After college, I took a job working with people with special needs and moved up to supervisor. I worked with a particular man and met his mom. She was generally okay, though she condescendingly told me my own life experience of a similar illness, which I had shared to say that I understood, didn’t count. When I became a supervisor of another department, my former supervisor — an awful, condescending person herself — warned me that this woman can be pretty awful and keep you on the phone for an hour. 

Then, one day, with my former supervisor nearby, she called. She didn’t appreciate me pairing her son with another participant due to staff calling out sick, but I prioritized my participants, so I know I was doing what seemed best for everyone. I told her specifically that I had to prioritize everyone as a whole, not just her son. But she continued yelling, insulting my ability to do my job, my lack of consideration, etc.

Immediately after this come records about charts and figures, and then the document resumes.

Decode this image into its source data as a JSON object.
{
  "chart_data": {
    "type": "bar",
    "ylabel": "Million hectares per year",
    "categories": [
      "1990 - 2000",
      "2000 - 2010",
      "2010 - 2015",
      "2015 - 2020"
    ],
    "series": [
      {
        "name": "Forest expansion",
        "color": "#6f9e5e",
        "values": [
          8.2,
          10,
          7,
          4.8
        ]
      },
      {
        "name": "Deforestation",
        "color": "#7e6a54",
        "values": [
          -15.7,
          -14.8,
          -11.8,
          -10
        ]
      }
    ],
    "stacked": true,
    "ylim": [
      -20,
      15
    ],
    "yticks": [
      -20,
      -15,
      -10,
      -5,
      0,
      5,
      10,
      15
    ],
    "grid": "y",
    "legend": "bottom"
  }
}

The yelling after I explained myself only lasted a couple of minutes. I remembered my sister and cut in with, “Ma’am. Ma’am! MA’AM! It is not okay for you to talk to me like that.” I heard her sputter, and say, “Uh… Oh, oh. I’m sorry.” And we ended the call calmly. Since then, I know to just call it out; name it. No insults or anger or bickering are needed to put someone back in their place. Not that it always works, but it often does.

I believe, though we never said a word about it, that my former supervisor had been waiting to enjoy my suffering and thus legitimize herself, and that makes this memory that much better.